Ever wondered what a typical day for an airline pilot is like? From reporting to the crew room to filing post-flight paperwork, we’ve put together a series of blogs describing a typical day in the life of different airline pilots.
Short haul flying is varied, depending on the airline you fly for. Some have regular roster patterns, such as 4 days on then 3 days off, but most have a variable roster pattern each month. Some short haul flying involves night stops, other airlines only do day trips, but many short haul pilots will have a day something like this:
21:00 The night before
Every shift begins with preparation beforehand. I get an overview of the weather and the expected type of approach at my destination for tomorrow: Corfu. There are several possible approaches at CFU – some are a little tricky, particularly when the weather is bad. I also prepare my flight bag and uniform ready for a quick departure in the morning.
04:45 Wake Up
My alarm goes off and I’m up and out by 5:20am. Half an hour later I’ve parked in the staff car park, been through staff security and I’m grabbing a coffee in the crew room.
06:15 Report Time
I print and download the flight plan, weather reports and NOTAMS and meet up with the Captain. We discuss the day ahead and make a fuel decision – one of the most important decisions of the day. The flight plan includes a ‘minimum required fuel’ amount; is it enough? Today we notice the fuel plan is based on an approach to the southerly runway at Corfu (CFU) but the weather forecast indicates a landing on the northerly runway is more likely. We choose to carry an additional ten minutes worth of fuel to allow for this.
We meet up with the cabin crew and give them an overview of the day ahead: 3hrs 10mins flight out, smooth flying conditions expected, 45 min turnaround and 3hrs 20min flight back. The Senior Cabin Crew Member briefs us on things like special passengers or new crew members on board and we walk out to the aircraft.
06:35 Arrive at the aircraft
We board the aircraft and meet the Dispatcher. While the Captain does the walk-around, I set up the aircraft for departure. I check the fire systems, oxygen and pull up the correct charts.
CFU is a busy destination, so it’s important we depart on time to meet our arrival slot. This involves coordination with loaders, tug-drivers and passenger boarding staff. Happily, most of the ground coordinating is done by our Dispatcher. The passengers have boarded, and the doors are closed five minutes before the scheduled departure time.

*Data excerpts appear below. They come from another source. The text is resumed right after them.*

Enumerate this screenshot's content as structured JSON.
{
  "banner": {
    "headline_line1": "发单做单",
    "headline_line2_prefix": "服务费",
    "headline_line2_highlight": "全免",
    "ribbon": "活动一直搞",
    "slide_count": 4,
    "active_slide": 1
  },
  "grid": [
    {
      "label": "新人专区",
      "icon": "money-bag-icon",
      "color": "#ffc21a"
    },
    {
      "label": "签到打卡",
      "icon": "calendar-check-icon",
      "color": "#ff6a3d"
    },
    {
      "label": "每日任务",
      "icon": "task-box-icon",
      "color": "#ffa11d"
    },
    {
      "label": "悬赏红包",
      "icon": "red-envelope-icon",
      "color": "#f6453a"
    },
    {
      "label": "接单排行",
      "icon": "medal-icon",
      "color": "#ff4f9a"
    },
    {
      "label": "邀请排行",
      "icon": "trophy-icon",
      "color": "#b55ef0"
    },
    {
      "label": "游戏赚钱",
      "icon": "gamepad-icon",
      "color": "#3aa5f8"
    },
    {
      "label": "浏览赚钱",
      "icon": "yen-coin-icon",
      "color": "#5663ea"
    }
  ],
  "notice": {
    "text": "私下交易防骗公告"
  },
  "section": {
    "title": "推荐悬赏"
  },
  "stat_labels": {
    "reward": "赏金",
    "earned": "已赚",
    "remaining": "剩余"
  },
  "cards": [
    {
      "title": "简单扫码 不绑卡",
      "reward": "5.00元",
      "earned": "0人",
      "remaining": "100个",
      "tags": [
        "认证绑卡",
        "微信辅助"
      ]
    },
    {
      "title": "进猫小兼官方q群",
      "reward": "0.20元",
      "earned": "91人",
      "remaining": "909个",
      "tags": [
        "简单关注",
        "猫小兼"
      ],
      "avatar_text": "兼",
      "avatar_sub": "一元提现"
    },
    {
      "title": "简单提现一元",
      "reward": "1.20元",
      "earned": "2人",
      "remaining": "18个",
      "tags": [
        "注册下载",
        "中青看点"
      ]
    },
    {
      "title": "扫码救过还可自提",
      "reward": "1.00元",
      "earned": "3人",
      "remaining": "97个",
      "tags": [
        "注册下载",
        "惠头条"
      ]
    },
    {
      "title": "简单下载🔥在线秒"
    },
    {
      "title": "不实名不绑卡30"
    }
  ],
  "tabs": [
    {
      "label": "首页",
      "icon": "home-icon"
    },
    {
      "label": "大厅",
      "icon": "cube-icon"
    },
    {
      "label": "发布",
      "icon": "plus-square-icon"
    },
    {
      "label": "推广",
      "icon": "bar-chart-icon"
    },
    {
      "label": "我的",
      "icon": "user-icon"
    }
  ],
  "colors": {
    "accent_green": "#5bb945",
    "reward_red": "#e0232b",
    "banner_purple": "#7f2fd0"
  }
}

When the checks are complete, we call ATC for pushback and start up clearance. We liaise with the tug driver for the pushback and when the tug is disconnected and After Start checklist is complete, call ATC to request taxi. We follow the taxi instructions to the departure runway. There will usually be a new ATC controller to contact before departure to give us our take off clearance.
07:25 Take Off
Shortly after getting airborne, we engage the autopilot which helps us manage the high workload during departure. Throughout the flight there are radio frequency changes from one ATC area to the next and in the cruise we conduct fuel checks and consider contingencies. Before commencing descent, we carefully plan for a successful approach and landing into CFU.
10:40 Arrival in Corfu
After parking, we complete our checks and welcome the passengers to their destination. We then have 45 minutes to get ready for the flight home; we plan the departure, liaise with the Dispatcher in CFU for fuel uplift and what time to board the passengers. Meanwhile, the cabin is being cleaned, waste emptied and potable water uplifted.
11:30 Return flight
We depart CFU and land at LHR at 15:00, eating lunch during a quiet period of the cruise. Once we have parked, we conduct our final checks and the passengers disembark. The next crew arrive onboard to prepare for their flight to Paris. We leave the aircraft at 15:30, I hand in our post flight paperwork at the crew room, and head back to the staff car park.
I have dinner, look at weather forecast and think about tomorrow’s flying. It’s a 06:45 report for a four sector day: Amsterdam and back, followed by Prague and back. I’ll iron a shirt, spend time with the family, and get to bed early so the alarm doesn’t feel too painful in the morning!